Читать «Отсюда - туда» онлайн - страница 2

Нина Сергеевна Литвинец

Петер Розай пишет о том, что хорошо знает. Когда-то и его семья жила в такой же деревеньке (рассказ «Альбена, наша деревня», 1979), затерявшейся на языковых и этнографических перекрестках Центральной Европы. Здесь — истоки всего творчества писателя, даже той известной «жесткости» его художественного почерка, его взгляда на мир, которые неизбежно вытекают из жестких условий жизни в самом этом мире. Впрочем, «жесткость» письма Розая объясняется не только объективными, но и некоторыми субъективными моментами. В какой-то степени «жесткость» эта проистекает еще и от влияния неоавангардизма, ставшего довольно модным течением в австрийском искусстве на рубеже 60-70-х годов. В самой манере повествования у Розая довольно причудливым образом переплетаются стремление к точному реалистическому воспроизведению хорошо знакомой ему обыденной жизни и явно заимствованное из модернистской поэтики стремление поиграть, поэкспериментировать — со словом, с образом, с персонажем. Так рождается характерный для раннего Розая дуализм: реалистичность ландшафта внешнего (быта и природы, условий человеческого труда) и абстрактность, надуманность, оторванность от конкретной ситуации ландшафта внутреннего (психологии героев, их поступков, оказывающихся порой абсурдно-немотивированными и даже жестокими). В сходном ключе написан и первый роман писателя «Незаконченный процесс» (1973) — насыщенное фантастикой, гротескно-кафкианским элементом повествование о некоем министерстве, где разрабатывается универсальный «закон будущего», в жесткую схему которого должны уложиться любые проявления человеческого «я», все его взаимоотношения с окружающим миром. Роман содержит целый ряд заслуживающих упоминания выходов в область социальной критики, но тем не менее в силу своей умозрительности и абстрагированности он не стал заметным явлением в творчестве Розая, не вызвал и серьезных восторгов у критики.

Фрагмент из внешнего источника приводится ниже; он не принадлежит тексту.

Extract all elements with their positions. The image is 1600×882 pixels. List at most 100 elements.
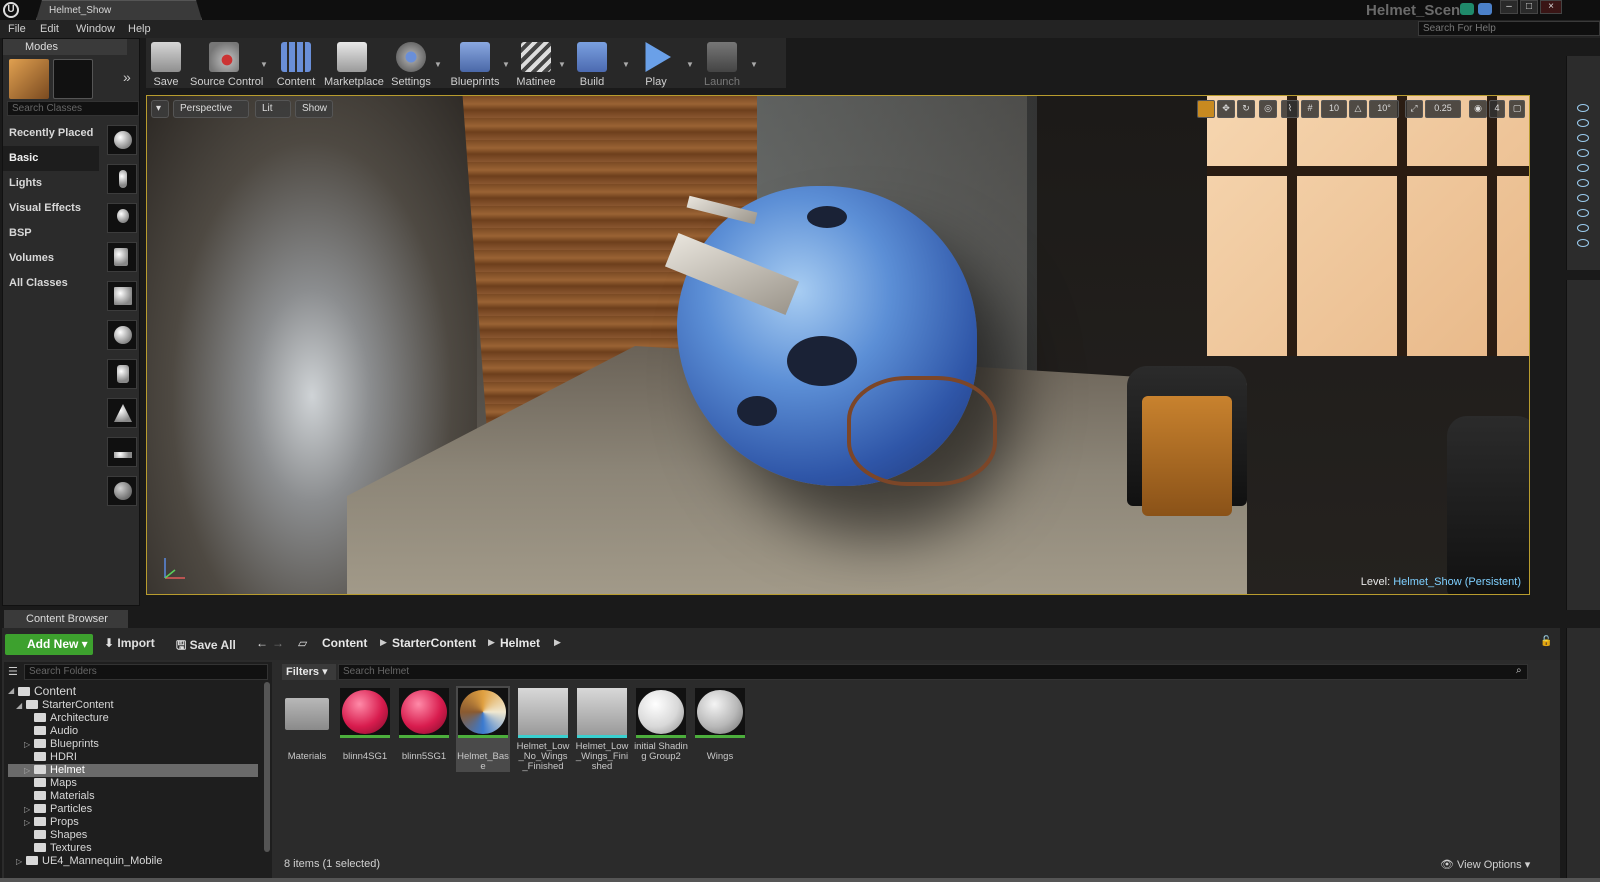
minimize-button[interactable]: –: [1500, 0, 1518, 14]
level-viewport[interactable]: ▾ Perspective Lit Show ✥ ↻ ◎ ⌇ # 10 △ 10…: [146, 95, 1530, 595]
save-all-button[interactable]: 🖫 Save All: [176, 636, 236, 657]
filters-button[interactable]: Filters ▾: [282, 664, 336, 680]
tree-item-maps[interactable]: Maps: [34, 777, 77, 790]
category-basic[interactable]: Basic: [3, 146, 99, 171]
notification-icon[interactable]: [1460, 3, 1474, 15]
breadcrumb-separator-icon[interactable]: ▶: [554, 637, 561, 648]
asset-tile[interactable]: Helmet_Low_Wings_Finished: [575, 686, 629, 772]
feedback-icon[interactable]: [1478, 3, 1492, 15]
save-button[interactable]: Save: [148, 38, 184, 88]
play-button[interactable]: Play: [638, 38, 674, 88]
visibility-eye-icon[interactable]: [1577, 209, 1589, 217]
play-dropdown-icon[interactable]: ▼: [686, 60, 694, 69]
visibility-eye-icon[interactable]: [1577, 149, 1589, 157]
tree-item-shapes[interactable]: Shapes: [34, 829, 87, 842]
breadcrumb-startercontent[interactable]: StarterContent: [392, 636, 476, 650]
tree-item-audio[interactable]: Audio: [34, 725, 78, 738]
visibility-eye-icon[interactable]: [1577, 119, 1589, 127]
asset-tile[interactable]: Materials: [280, 686, 334, 762]
plane-icon[interactable]: [107, 437, 137, 467]
asset-tile[interactable]: blinn5SG1: [397, 686, 451, 762]
tree-item-startercontent[interactable]: ◢ StarterContent: [16, 699, 114, 712]
unreal-logo-icon[interactable]: U: [3, 2, 19, 18]
breadcrumb-helmet[interactable]: Helmet: [500, 636, 540, 650]
category-all-classes[interactable]: All Classes: [3, 271, 99, 296]
cylinder-icon[interactable]: [107, 359, 137, 389]
breadcrumb-separator-icon[interactable]: ▶: [488, 637, 495, 648]
asset-tile[interactable]: Wings: [693, 686, 747, 762]
maximize-button[interactable]: □: [1520, 0, 1538, 14]
folder-tree-scrollbar[interactable]: [264, 682, 270, 852]
scale-snap-icon[interactable]: ⤢: [1405, 100, 1423, 118]
tree-item-props[interactable]: ▷ Props: [24, 816, 79, 829]
search-icon[interactable]: ⌕: [1516, 665, 1522, 676]
tree-item-helmet[interactable]: ▷ Helmet: [8, 764, 258, 777]
grid-snap-value[interactable]: 10: [1321, 100, 1347, 118]
sphere-icon[interactable]: [107, 320, 137, 350]
asset-tile[interactable]: Helmet_Base: [456, 686, 510, 772]
visibility-eye-icon[interactable]: [1577, 224, 1589, 232]
scale-snap-value[interactable]: 0.25: [1425, 100, 1461, 118]
category-recently-placed[interactable]: Recently Placed: [3, 121, 99, 146]
history-forward-icon[interactable]: →: [272, 636, 284, 650]
rotation-snap-value[interactable]: 10°: [1369, 100, 1399, 118]
settings-dropdown-icon[interactable]: ▼: [434, 60, 442, 69]
viewport-options-button[interactable]: ▾: [151, 100, 169, 118]
rotate-icon[interactable]: ↻: [1237, 100, 1255, 118]
close-button[interactable]: ×: [1540, 0, 1562, 14]
launch-button[interactable]: Launch: [702, 38, 742, 88]
cone-icon[interactable]: [107, 398, 137, 428]
build-button[interactable]: Build: [574, 38, 610, 88]
source-control-button[interactable]: Source Control: [190, 38, 263, 88]
category-visual-effects[interactable]: Visual Effects: [3, 196, 99, 221]
view-options-button[interactable]: 👁 View Options ▾: [1440, 858, 1530, 871]
toggle-sources-icon[interactable]: ☰: [8, 665, 18, 678]
document-tab[interactable]: Helmet_Show: [36, 0, 202, 20]
surface-snap-icon[interactable]: ⌇: [1281, 100, 1299, 118]
breadcrumb-separator-icon[interactable]: ▶: [380, 637, 387, 648]
lit-button[interactable]: Lit: [255, 100, 291, 118]
tree-item-materials[interactable]: Materials: [34, 790, 95, 803]
empty-actor-icon[interactable]: [107, 125, 137, 155]
import-button[interactable]: ⬇ Import: [104, 636, 155, 650]
category-volumes[interactable]: Volumes: [3, 246, 99, 271]
breadcrumb-content[interactable]: Content: [322, 636, 367, 650]
tree-item-architecture[interactable]: Architecture: [34, 712, 109, 725]
menu-edit[interactable]: Edit: [40, 23, 59, 35]
history-back-icon[interactable]: ←: [256, 636, 268, 650]
help-search-input[interactable]: Search For Help: [1418, 21, 1600, 36]
rotation-snap-icon[interactable]: △: [1349, 100, 1367, 118]
marketplace-button[interactable]: Marketplace: [324, 38, 384, 88]
cube-icon[interactable]: [107, 281, 137, 311]
add-new-button[interactable]: Add New ▾: [5, 634, 93, 655]
trigger-sphere-icon[interactable]: [107, 476, 137, 506]
world-local-icon[interactable]: ◎: [1259, 100, 1277, 118]
search-classes-input[interactable]: Search Classes: [7, 101, 139, 116]
category-bsp[interactable]: BSP: [3, 221, 99, 246]
search-folders-input[interactable]: Search Folders: [24, 664, 268, 680]
content-browser-tab[interactable]: Content Browser: [4, 610, 128, 628]
settings-button[interactable]: Settings: [390, 38, 432, 88]
content-button[interactable]: Content: [274, 38, 318, 88]
matinee-button[interactable]: Matinee: [516, 38, 556, 88]
asset-tile[interactable]: Helmet_Low_No_Wings_Finished: [516, 686, 570, 772]
launch-dropdown-icon[interactable]: ▼: [750, 60, 758, 69]
select-mode-icon[interactable]: [1197, 100, 1215, 118]
character-icon[interactable]: [107, 164, 137, 194]
player-start-icon[interactable]: [107, 242, 137, 272]
expand-modes-icon[interactable]: »: [123, 69, 131, 85]
maximize-viewport-icon[interactable]: ▢: [1509, 100, 1525, 118]
matinee-dropdown-icon[interactable]: ▼: [558, 60, 566, 69]
build-dropdown-icon[interactable]: ▼: [622, 60, 630, 69]
modes-tab[interactable]: Modes: [3, 39, 127, 55]
visibility-eye-icon[interactable]: [1577, 179, 1589, 187]
tree-item-ue4-mannequin-mobile[interactable]: ▷ UE4_Mannequin_Mobile: [16, 855, 162, 868]
asset-tile[interactable]: blinn4SG1: [338, 686, 392, 762]
tree-item-content[interactable]: ◢ Content: [8, 684, 76, 698]
translate-icon[interactable]: ✥: [1217, 100, 1235, 118]
tree-item-particles[interactable]: ▷ Particles: [24, 803, 92, 816]
show-button[interactable]: Show: [295, 100, 333, 118]
perspective-button[interactable]: Perspective: [173, 100, 249, 118]
search-assets-input[interactable]: Search Helmet: [338, 664, 1528, 680]
visibility-eye-icon[interactable]: [1577, 134, 1589, 142]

Исходный дуализм творчества Розая, его особая внутренняя противоречивость, складывающаяся из переплетения не только разных тенденций, но разных способов художественного освоения действительности, ощущались в его произведениях еще довольно долго. В конечном итоге должно было перевесить что-то одно, тем не менее обе тенденции не так-то легко уступали друг другу. Писатель словно бы постоянно балансировал на грани допустимого, на грани возможного, и единственное, что удерживало его от того, чтобы не соскользнуть окончательно в унылое и далекое от здравого смысла «экзистенциальное» бытие «без-времени», «без-места», — это глубокое знание конкретных примет жизни родного Бургенланда, придающее — временами даже помимо воли автора — строгую реалистическую достоверность описываемому.